For readers wondering why this matters now, the answer is in how rarely Xi has been traveling and how much the regional balance has changed. He last met Kim in Beijing a year ago at a military parade marking 80 years since Japan surrendered unconditionally to the Allied forces, but Monday’s trip is different: it is Xi who is crossing the border, not the other way around. One analyst, William Yang, said the move shows the level of significance China attaches to the trip.

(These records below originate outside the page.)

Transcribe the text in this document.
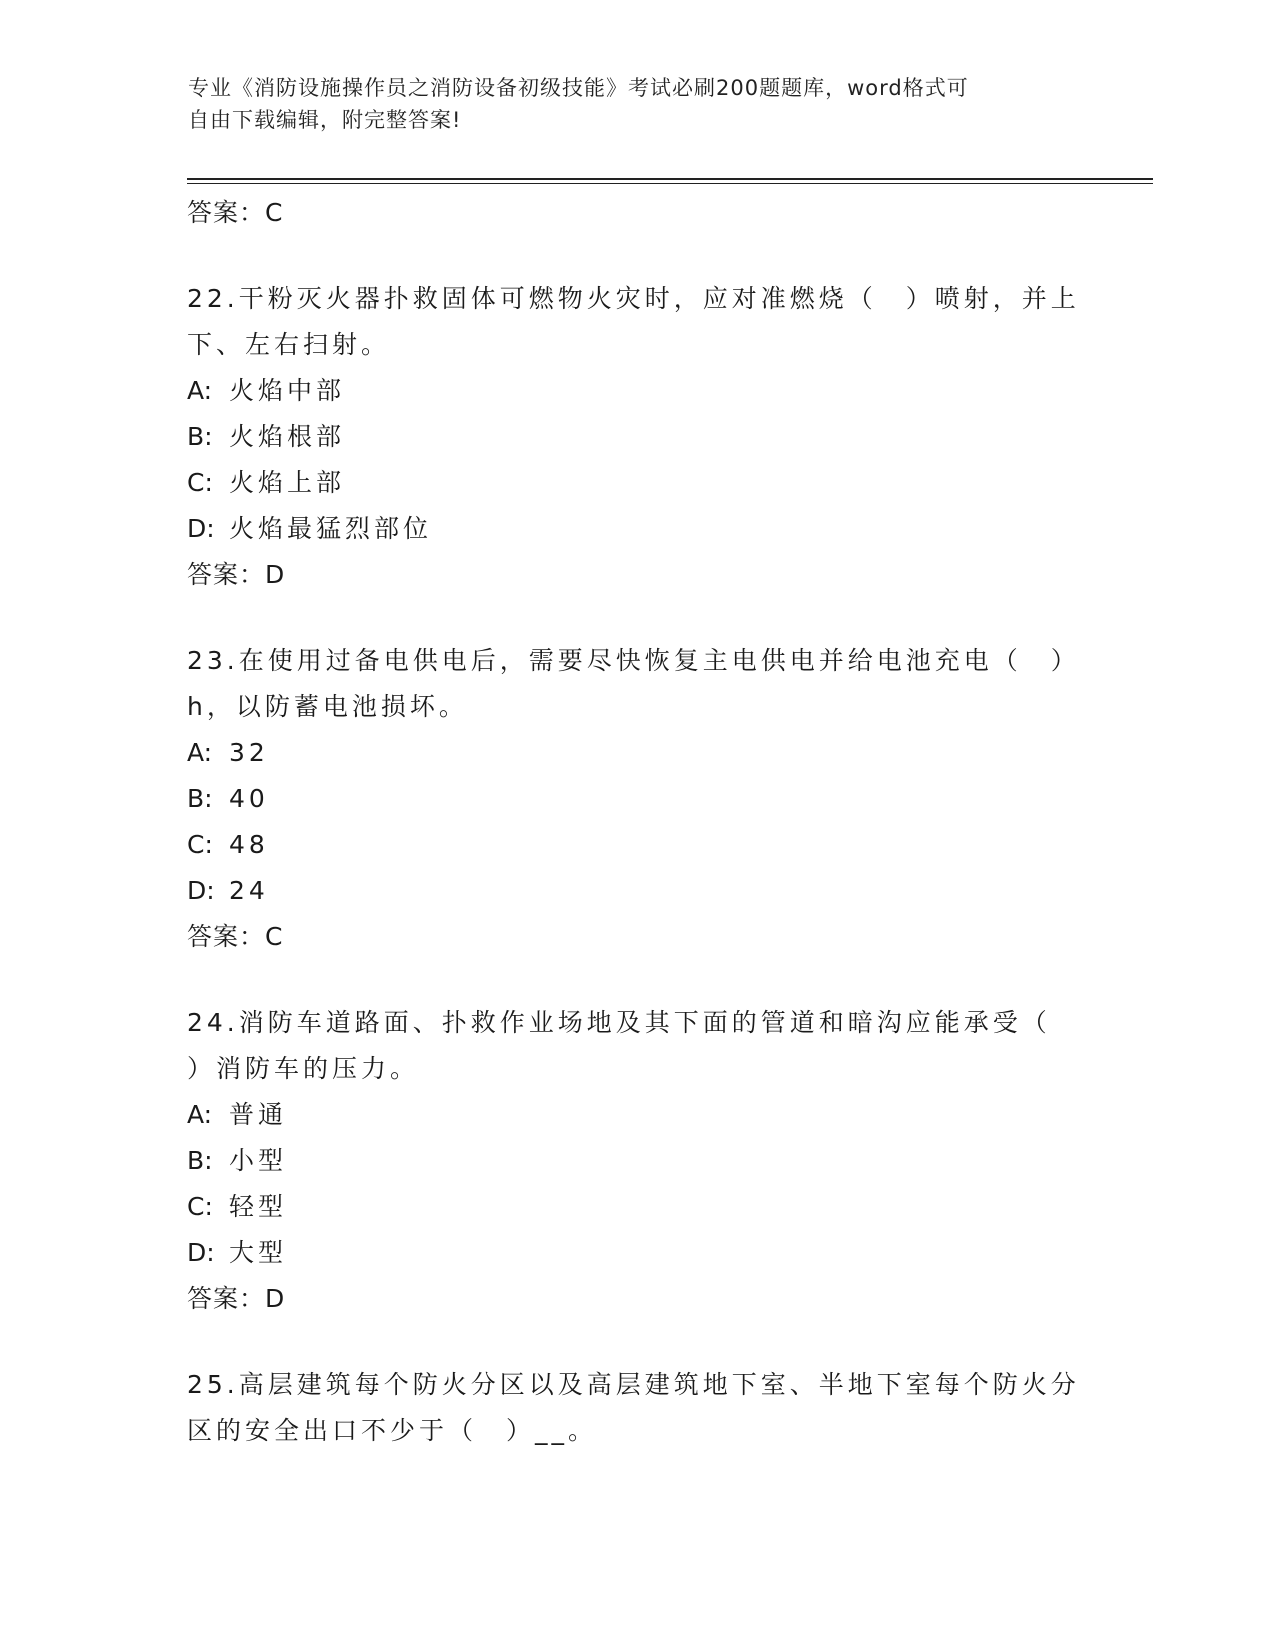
专业《消防设施操作员之消防设备初级技能》考试必刷200题题库，word格式可
自由下载编辑，附完整答案!
答案：C
22.干粉灭火器扑救固体可燃物火灾时，应对准燃烧（　）喷射，并上
下、左右扫射。
A: 火焰中部
B: 火焰根部
C: 火焰上部
D: 火焰最猛烈部位
答案：D
23.在使用过备电供电后，需要尽快恢复主电供电并给电池充电（　）
h，以防蓄电池损坏。
A: 32
B: 40
C: 48
D: 24
答案：C
24.消防车道路面、扑救作业场地及其下面的管道和暗沟应能承受（
）消防车的压力。
A: 普通
B: 小型
C: 轻型
D: 大型
答案：D
25.高层建筑每个防火分区以及高层建筑地下室、半地下室每个防火分
区的安全出口不少于（　）__。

That significance is clearer when set against Xi’s broader travel pattern. Between 2013 and 2019, he averaged about 14 trips a year. Between 2022 and 2025, that fell to about six a year. He made one overseas trip in 2020 and none in 2021, a stretch that underscored how selective his foreign travel has become. Yang said the growing trend is foreign leaders heading to Beijing to meet with him, which makes a trip to Pyongyang stand out even more.
China has reasons to want a hand on the wheel in North Korea. Since Russia’s invasion of Ukraine in 2022, Pyongyang has provided Moscow with critical weapons, artillery and manpower. A South Korean institute estimated that since 2023 Moscow has paid North Korea as much as $14.4bn for troop deployments and exports of artillery, shells, and guided and ballistic missiles, with between $580m and $1.5bn of that possibly delivered in goods. That kind of flow has tightened North Korea’s reliance on Moscow just as Beijing tries to preserve its own leverage.
Lee Sang Yong said Beijing likely wants to reassert its influence over North Korea and prevent Pyongyang from leaning too heavily toward Moscow. China still shares a mutual defence treaty with North Korea, but it is also wary of Russia’s growing influence over the country. North Korea has traditionally depended heavily on China for as much as 95 percent of its trade, according to a 2022 estimate from the National Committee on North Korea, which helps explain why this visit carries more weight than a routine diplomatic stop.
What Beijing is bringing to Pyongyang remains unclear, but Rachel Minyoung Lee said offering North Korea economic incentives may be part of the plan. For now, the main fact is the trip itself: Xi has chosen Pyongyang for a meeting that signals China is trying to reassert itself before Russia’s hold on North Korea becomes even harder to dislodge.